Mais pour Watches and Wonders Geneva, le salon virtuel qui accueille 38 marques et qui démarre le 7 avril, il sera assis dans la maison d’un ami, regardant chaque entreprise dévoiler ses dernières montres sur un écran d’ordinateur.

M. Schiffman a déclaré qu’il lui manquerait d’avoir de nouvelles montres entre ses mains et de socialiser avec ses collègues en personne. Il est cependant réaliste quant aux limites actuelles des rassemblements physiques. «Ce n’est pas quelque chose que nous pouvons faire, donc le plan B est la meilleure chose à faire, et le plan B est de faire les choses virtuellement», a-t-il déclaré.

Certes, les présentations en ligne de cette année ont répondu à un besoin inspiré d’une pandémie, mais qu’arrive-t-il aux foires lorsque les restrictions sur les grands rassemblements et les voyages sont levées?

Et, peut-être encore plus important pour la majorité des fans de montres, les marques reviendront-elles à leurs modèles traditionnels, contournant largement les canaux en ligne accessibles au plus grand nombre en faveur d’échanges en personne avec quelques-uns?

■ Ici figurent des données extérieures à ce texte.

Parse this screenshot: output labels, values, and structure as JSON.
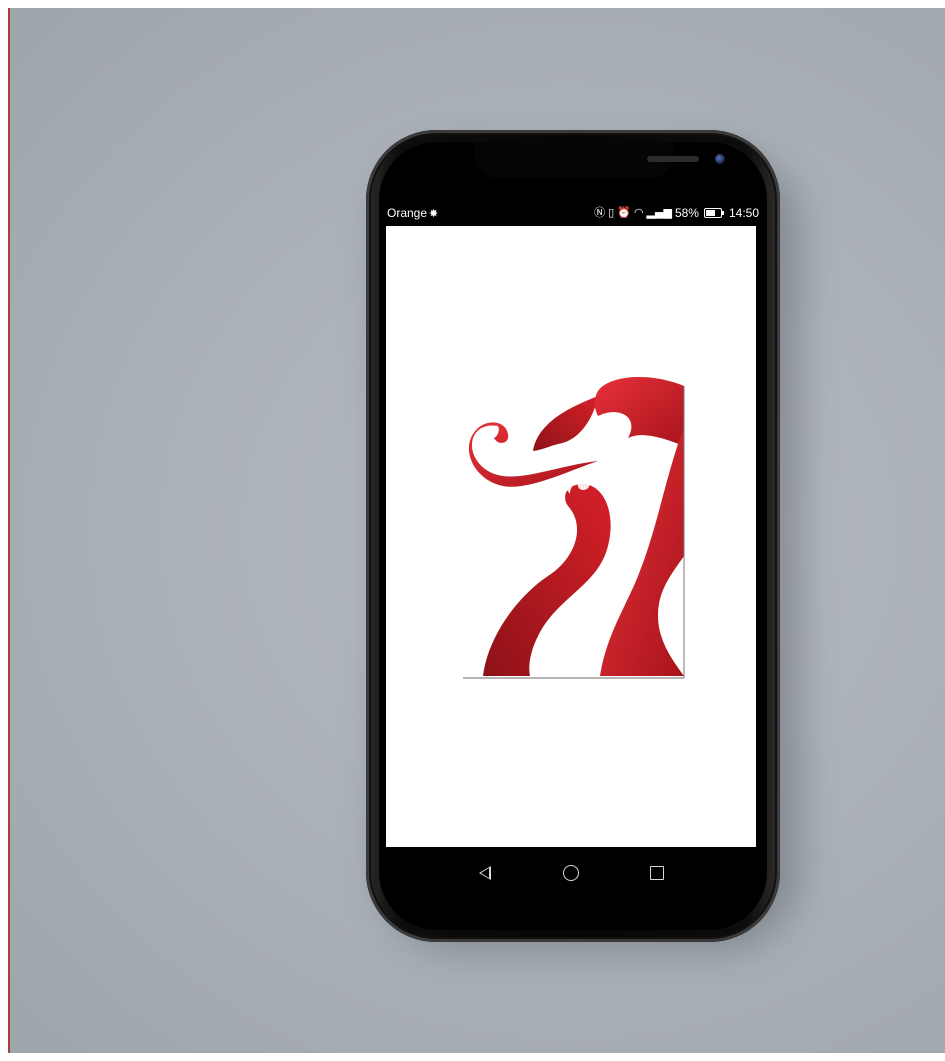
{
  "status_bar": {
    "carrier": "Orange",
    "battery_percent": "58%",
    "time": "14:50"
  },
  "icons": {
    "carrier_icon": "carrier-star-icon",
    "status_icons": [
      "nfc-icon",
      "vibrate-icon",
      "alarm-icon",
      "wifi-icon",
      "signal-icon",
      "battery-icon"
    ]
  },
  "nav_bar": {
    "buttons": [
      "back",
      "home",
      "recents"
    ]
  },
  "colors": {
    "logo_red": "#d4232b",
    "logo_dark_red": "#8e1218",
    "backdrop": "#aab1b7",
    "accent_line": "#a7423b"
  }
}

De nombreux initiés de l’industrie horlogère voient les mérites des foires physiques, historiquement organisées chaque année à Bâle et à Genève. «Cela donne beaucoup plus de force que toutes les marques parlent à la fois», a déclaré Frédéric Arnault, directeur général de TAG Heuer. «Cela nous aide tous à créer cette mystique autour non seulement de telle ou telle marque, mais de toutes les marques horlogères.»

Mais les foires virtuelles ont aussi leurs partisans. « Il y a quelque chose à propos du simple fait de pouvoir, je déteste le dire, de m’asseoir en sous-vêtements et de ne pas quitter votre maison pour regarder l’émission », a déclaré Adam Craniotes, rédacteur en chef du magazine horloger Revolution et co-fondateur du RedBar Group, une organisation de collectionneurs.

Les foires horlogères, comme tant d’entreprises, ont été contraintes de se recalibrer par la pandémie. Et dans ce cas, disent les experts, cette restructuration était en retard.

«Cette année Covid a probablement été utile pour eux pour essayer de perturber quelque chose qui était difficile à perturber sans un tel événement», a déclaré Claudia D’Arpizio, associée et responsable des produits de luxe pour les consultants en gestion Bain & Company. «Tout le monde remettait en question la valeur de ces foires.»

Les événements suisses ont été présentés principalement aux détaillants et aux journalistes avec des kiosques de présentation éclatants qui peuvent coûter plusieurs millions de dollars et des événements organisés par la marque chaque soir. À la foire de Genève, par exemple, le public n’a pas été autorisé à entrer avant 2017, et cet accès a été limité à une seule journée.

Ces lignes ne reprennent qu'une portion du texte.